Bono Said Listening to The Beatles’ for the First Time Felt Like ‘Life Force’
Many famous musicians remember where they were the first time they heard The Beatles. They are an incredibly influential band and jumpstarted a love of music for multiple generations. U2’s lead singer Bono was very young when he first heard The Beatles and still remembers it vividly.
Bono said it felt like ‘life force’ when he first heard The Beatles
U2 emerged on the rock scene in the 1980s, about a decade after The Beatles had split up. The Irish band has garnered international acclaim and success, but none of that might have happened without The Beatles. In a letter published on U2’s website, Bono said listening to “I Want to Hold Your Hand” was his earliest music memory and the first time he remembered feeling alive.

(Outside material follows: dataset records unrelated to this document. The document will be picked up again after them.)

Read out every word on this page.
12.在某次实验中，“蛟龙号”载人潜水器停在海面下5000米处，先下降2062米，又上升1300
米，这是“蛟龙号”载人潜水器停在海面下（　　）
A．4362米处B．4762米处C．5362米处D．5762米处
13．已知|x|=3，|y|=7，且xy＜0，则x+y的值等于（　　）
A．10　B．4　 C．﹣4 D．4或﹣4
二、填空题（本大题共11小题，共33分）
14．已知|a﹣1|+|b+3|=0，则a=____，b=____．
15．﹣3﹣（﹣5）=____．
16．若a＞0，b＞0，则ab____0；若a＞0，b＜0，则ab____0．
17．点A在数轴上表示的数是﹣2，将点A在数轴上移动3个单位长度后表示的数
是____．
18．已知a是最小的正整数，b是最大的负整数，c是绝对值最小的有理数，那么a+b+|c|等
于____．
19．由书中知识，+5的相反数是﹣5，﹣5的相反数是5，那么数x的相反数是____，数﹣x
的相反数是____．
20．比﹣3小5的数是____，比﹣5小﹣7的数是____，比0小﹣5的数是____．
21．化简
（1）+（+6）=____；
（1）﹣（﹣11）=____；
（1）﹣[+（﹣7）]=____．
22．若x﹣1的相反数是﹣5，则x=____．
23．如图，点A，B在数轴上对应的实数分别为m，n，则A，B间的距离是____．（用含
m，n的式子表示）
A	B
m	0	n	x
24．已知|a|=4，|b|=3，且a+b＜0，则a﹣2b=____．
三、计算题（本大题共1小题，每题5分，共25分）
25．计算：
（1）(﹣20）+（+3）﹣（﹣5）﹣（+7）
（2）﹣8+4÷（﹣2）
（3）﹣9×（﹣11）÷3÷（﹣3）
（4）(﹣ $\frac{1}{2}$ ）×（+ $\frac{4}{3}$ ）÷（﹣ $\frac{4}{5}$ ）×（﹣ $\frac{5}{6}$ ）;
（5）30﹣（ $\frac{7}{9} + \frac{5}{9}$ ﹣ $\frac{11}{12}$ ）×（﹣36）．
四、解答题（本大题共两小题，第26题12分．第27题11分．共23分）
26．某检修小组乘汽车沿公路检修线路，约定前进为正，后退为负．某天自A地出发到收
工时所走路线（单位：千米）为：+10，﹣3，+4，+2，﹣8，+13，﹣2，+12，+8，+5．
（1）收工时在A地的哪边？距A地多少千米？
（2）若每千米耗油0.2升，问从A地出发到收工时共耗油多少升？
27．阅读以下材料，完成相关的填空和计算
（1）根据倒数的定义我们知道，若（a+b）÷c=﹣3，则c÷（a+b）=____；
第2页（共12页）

“It’s my earliest memory of music,” Bono wrote. “I was three years old and in the back garden of 10 Cedarwood Road… I associate the song with the smell of freshly cut grass as I was lying on my back on the damp green patch after my Da had cut the lawn… Beside me was a lawn mower with green-stained rotors that had to be repaired. My brother Norman could fix it… he could fix anything. It was the spring of 1964… the song on the radio felt like life force… like I was for the first time conscious that I was alive and that being alive was a really, really great idea!”
Bono said U2 models themselves after the fab four
The Beatles are still the most successful music act of all time. So, any band would wisely look to the fab four as a template for success. In an interview on MSNBC’s Andrea Mitchell Reports, Bono said The Beatles are “untouchable” and U2 uses them as a model for what four people can create musically.
“We still look to [The Beatles] as models of what can be achieved when four people get into a room and start experimenting,” Bono said. “It’s sad that two of them are gone now. It’s always worth reminding ourselves how lucky we are to be alive at a time when we grew up with the Beatles.”
When you’re in a band, it’s like you against the world,” he added. “If you come from a neighborhood in Dublin or Liverpool and you come to America, and you discover the roots of soul music and blues and stuff, that may or may not have influenced you but certainly has opened your ears and eyes up – they were the first to do that.”
U2 might not be The Beatles, but they’ve still made an impact on music
U2 released their first album, Boy, in 1980. Since then, U2 has become one of the most recognizable bands in the world, with dozens of memorable hits and albums. The band has two No. 1 hits, “With or Without You” and “I Still Haven’t Found What I’m Looking For”, along with eight No. 1 albums, including The Joshua Tree, Achtung Baby, and How to Dismantle an Atomic Bomb.
The band recently released Songs of Surrender, a collection of acoustic versions of their most popular and iconic songs.